Que indicações é que o Governo vai dar aos administradores que vão estar nessa
assembleia geral representando o Estado?”, interrogou a porta-voz do BE.
Sem surpresas,
Passos disse que não levantaria um dedo. Para o social-democrata, o Estado não
era “dono do Novo Banco”. “O Novo Banco foi criado com a resolução do BES, foi
criado pelo Fundo de Resolução, o Fundo de Resolução não dá ordens à
administração do Novo Banco em nome do interesse do Estado para que, na gestão
dos interesses correntes do banco, os administradores votem de uma ou outra
maneira”, vincou. Mas Catarina Martins ainda lembrou que quem estava a “meter
dinheiro” era o Estado e, como tal, a administração tinha de “obedecer” às
indicações desse accionista.
O posicionamento
dos dois partidos do Governo sobre impostos foi também tema no debate. Ferro
Rodrigues abordara o tema, mas uma intervenção do líder parlamentar do CDS
permitiu ao primeiro-ministro sublinhar a “total sintonia dentro do Governo” na
fiscalidade. Que foi usada, sublinhou depois, para “conseguir servir os
objectivos” ambientais e de promoção da natalidade. Através do líder
socialista, o PS ensaiou um discurso em que tentava apresentar o Governo
“isolado” em relação ao resto do país.
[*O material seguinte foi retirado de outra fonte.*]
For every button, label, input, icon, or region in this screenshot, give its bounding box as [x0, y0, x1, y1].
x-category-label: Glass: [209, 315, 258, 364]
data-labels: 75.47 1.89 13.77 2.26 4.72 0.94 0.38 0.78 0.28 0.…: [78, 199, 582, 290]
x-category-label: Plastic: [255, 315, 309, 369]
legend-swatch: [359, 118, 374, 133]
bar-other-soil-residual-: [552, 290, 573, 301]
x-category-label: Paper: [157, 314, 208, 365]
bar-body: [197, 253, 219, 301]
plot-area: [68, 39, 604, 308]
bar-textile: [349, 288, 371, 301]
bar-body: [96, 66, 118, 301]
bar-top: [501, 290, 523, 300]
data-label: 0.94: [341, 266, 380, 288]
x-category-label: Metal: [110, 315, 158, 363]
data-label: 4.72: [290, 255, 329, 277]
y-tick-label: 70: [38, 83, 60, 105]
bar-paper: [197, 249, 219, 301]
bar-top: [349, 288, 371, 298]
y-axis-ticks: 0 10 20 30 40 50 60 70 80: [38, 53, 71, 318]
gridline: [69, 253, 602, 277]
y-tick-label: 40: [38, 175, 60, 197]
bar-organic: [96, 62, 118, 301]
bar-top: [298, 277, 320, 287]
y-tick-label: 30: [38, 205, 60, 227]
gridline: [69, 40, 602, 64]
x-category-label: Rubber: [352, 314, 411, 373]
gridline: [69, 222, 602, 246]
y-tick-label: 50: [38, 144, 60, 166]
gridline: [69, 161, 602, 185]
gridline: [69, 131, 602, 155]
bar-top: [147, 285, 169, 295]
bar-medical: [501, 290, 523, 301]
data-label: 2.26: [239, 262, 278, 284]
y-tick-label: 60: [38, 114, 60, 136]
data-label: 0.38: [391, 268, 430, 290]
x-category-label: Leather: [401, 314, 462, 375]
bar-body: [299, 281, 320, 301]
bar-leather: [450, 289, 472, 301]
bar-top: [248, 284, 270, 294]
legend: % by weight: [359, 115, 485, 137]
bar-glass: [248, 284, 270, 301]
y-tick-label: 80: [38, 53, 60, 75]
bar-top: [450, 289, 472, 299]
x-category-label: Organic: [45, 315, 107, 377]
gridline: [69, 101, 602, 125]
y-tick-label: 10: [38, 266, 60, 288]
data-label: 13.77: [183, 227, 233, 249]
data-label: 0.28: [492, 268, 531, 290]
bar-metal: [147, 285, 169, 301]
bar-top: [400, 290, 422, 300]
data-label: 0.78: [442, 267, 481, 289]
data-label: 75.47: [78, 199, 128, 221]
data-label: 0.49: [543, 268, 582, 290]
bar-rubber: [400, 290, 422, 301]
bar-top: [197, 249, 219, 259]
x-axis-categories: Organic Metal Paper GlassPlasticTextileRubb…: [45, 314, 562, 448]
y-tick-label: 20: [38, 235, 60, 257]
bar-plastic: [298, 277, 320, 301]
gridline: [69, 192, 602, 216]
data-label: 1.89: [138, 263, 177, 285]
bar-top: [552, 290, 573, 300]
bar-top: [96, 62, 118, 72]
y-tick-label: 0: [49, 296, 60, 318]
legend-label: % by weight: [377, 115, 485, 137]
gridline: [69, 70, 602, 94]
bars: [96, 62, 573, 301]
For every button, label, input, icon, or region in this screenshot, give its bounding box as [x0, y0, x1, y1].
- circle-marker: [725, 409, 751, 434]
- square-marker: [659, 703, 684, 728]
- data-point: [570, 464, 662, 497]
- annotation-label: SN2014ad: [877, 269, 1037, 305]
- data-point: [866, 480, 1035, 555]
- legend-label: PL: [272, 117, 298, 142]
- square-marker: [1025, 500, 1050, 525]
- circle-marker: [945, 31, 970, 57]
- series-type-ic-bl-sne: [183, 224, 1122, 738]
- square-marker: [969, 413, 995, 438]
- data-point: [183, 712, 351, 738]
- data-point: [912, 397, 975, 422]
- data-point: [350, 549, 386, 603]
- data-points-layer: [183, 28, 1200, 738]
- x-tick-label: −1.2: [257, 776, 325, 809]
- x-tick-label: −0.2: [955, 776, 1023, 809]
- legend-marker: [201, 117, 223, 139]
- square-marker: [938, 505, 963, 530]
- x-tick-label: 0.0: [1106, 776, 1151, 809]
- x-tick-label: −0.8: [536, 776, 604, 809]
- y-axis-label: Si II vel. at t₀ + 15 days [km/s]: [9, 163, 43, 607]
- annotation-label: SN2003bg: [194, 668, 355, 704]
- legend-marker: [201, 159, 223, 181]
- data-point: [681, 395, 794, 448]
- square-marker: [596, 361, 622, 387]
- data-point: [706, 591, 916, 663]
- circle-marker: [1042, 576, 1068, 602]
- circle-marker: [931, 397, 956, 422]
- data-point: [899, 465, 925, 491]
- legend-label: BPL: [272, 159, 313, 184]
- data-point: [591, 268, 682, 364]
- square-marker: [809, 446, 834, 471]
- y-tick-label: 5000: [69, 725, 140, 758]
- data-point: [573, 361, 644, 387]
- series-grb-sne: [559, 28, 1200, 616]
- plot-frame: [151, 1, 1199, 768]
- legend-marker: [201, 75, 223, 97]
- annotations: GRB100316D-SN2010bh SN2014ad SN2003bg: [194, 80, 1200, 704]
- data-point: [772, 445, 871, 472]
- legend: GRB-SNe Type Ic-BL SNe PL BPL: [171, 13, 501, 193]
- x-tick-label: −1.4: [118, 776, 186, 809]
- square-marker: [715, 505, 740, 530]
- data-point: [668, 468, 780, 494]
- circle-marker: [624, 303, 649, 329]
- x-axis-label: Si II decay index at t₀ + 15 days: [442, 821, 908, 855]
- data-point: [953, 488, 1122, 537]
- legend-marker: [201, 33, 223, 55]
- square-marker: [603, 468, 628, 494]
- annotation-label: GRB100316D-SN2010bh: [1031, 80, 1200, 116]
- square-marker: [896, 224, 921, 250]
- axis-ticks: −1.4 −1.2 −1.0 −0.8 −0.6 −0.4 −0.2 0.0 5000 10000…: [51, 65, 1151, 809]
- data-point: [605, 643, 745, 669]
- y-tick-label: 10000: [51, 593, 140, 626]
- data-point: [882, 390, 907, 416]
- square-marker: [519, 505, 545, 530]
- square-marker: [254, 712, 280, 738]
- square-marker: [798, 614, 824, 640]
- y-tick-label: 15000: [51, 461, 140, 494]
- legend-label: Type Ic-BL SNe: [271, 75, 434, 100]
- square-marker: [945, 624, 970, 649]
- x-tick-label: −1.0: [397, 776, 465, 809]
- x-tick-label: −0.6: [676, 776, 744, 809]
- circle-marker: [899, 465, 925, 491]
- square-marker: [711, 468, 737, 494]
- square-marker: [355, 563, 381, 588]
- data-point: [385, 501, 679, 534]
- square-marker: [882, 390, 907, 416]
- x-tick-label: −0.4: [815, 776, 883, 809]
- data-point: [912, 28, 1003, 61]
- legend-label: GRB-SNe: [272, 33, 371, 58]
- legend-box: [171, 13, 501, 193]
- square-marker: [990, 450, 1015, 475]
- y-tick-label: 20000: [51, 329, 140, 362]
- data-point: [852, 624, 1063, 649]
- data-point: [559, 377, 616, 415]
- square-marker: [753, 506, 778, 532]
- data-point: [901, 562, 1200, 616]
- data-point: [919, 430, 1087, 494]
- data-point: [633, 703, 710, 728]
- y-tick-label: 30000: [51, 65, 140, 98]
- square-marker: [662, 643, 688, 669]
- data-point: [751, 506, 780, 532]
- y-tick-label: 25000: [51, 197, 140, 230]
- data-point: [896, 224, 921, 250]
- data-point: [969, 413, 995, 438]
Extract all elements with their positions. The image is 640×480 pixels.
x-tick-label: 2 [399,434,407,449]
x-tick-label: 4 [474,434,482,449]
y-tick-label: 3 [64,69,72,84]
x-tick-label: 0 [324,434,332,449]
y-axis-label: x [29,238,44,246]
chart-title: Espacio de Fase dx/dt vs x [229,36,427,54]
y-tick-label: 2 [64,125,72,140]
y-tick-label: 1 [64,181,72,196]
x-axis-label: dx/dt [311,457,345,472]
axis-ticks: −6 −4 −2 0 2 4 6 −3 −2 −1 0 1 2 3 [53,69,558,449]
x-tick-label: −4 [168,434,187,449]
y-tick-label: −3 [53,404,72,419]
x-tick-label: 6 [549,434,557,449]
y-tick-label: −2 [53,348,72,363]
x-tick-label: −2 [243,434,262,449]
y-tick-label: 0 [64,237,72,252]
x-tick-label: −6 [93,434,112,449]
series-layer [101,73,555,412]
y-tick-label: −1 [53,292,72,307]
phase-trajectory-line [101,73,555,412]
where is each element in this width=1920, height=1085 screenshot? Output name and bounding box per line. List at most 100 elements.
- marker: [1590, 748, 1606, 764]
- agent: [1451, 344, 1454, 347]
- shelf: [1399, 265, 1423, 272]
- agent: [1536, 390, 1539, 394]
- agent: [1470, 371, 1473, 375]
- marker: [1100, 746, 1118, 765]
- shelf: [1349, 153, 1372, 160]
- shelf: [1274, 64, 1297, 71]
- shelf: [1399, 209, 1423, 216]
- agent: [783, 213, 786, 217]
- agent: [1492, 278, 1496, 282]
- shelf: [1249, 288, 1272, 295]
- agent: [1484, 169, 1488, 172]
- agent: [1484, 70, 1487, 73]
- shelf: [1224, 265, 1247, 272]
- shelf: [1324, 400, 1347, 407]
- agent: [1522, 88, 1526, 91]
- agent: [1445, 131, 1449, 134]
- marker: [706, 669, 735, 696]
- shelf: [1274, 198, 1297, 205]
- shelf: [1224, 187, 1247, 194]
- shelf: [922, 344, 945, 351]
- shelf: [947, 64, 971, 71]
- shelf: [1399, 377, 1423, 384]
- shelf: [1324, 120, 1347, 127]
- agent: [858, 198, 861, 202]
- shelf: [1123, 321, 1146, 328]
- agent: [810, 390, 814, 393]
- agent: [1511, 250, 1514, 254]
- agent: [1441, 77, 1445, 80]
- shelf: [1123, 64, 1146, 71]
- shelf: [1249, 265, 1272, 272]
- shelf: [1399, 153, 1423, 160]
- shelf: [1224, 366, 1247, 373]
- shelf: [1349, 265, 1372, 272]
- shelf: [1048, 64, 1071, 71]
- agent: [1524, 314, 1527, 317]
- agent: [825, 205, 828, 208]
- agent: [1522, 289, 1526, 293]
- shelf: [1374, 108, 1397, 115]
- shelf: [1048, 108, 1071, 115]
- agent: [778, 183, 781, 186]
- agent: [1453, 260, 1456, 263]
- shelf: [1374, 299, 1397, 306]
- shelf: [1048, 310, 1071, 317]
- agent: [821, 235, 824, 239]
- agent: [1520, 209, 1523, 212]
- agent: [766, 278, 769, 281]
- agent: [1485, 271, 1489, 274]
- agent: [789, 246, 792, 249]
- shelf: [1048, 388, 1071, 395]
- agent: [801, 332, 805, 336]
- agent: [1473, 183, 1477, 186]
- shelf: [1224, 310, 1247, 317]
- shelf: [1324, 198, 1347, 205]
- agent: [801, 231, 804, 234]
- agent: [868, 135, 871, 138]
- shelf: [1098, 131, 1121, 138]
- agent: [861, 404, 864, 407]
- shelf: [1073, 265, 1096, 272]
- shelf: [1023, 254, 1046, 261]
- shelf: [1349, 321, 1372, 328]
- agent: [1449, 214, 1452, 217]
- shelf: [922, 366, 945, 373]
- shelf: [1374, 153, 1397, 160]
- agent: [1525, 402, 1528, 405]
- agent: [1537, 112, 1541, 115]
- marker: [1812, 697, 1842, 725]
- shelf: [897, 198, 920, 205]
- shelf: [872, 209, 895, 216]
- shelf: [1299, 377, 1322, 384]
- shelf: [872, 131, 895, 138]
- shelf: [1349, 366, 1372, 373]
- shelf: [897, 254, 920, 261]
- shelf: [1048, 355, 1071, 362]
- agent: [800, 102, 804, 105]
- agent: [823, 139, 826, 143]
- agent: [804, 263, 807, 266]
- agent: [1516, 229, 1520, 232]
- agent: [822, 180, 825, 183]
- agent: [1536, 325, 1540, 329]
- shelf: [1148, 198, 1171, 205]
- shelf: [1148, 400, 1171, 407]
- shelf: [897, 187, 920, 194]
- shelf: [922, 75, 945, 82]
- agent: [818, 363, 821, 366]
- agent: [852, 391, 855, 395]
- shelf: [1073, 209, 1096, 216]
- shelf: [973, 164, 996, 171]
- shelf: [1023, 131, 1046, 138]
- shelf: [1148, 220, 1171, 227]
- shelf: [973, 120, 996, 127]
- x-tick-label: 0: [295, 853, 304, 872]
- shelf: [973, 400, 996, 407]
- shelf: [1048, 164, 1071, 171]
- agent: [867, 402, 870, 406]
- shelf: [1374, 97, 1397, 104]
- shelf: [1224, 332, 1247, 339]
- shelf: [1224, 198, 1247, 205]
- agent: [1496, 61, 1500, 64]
Não só em relação à política externa — a
propósito das Lajes —, mas também nas reformas na justiça, nas urgências
hospitalares, na requalificação e nas “discriminações positivas” em carreiras
do Ministério das Finanças. “O senhor primeiro-ministro está isolado da
administração pública e começam a sentir-se sinais de que as trapalhadas do seu
Governo podem conduzir a um isolamento face às forças políticas que o
sustentam”, sustentou. Na resposta, Passos Coelho argumentou que o executivo
não trabalhava “com a preocupação de agradar”.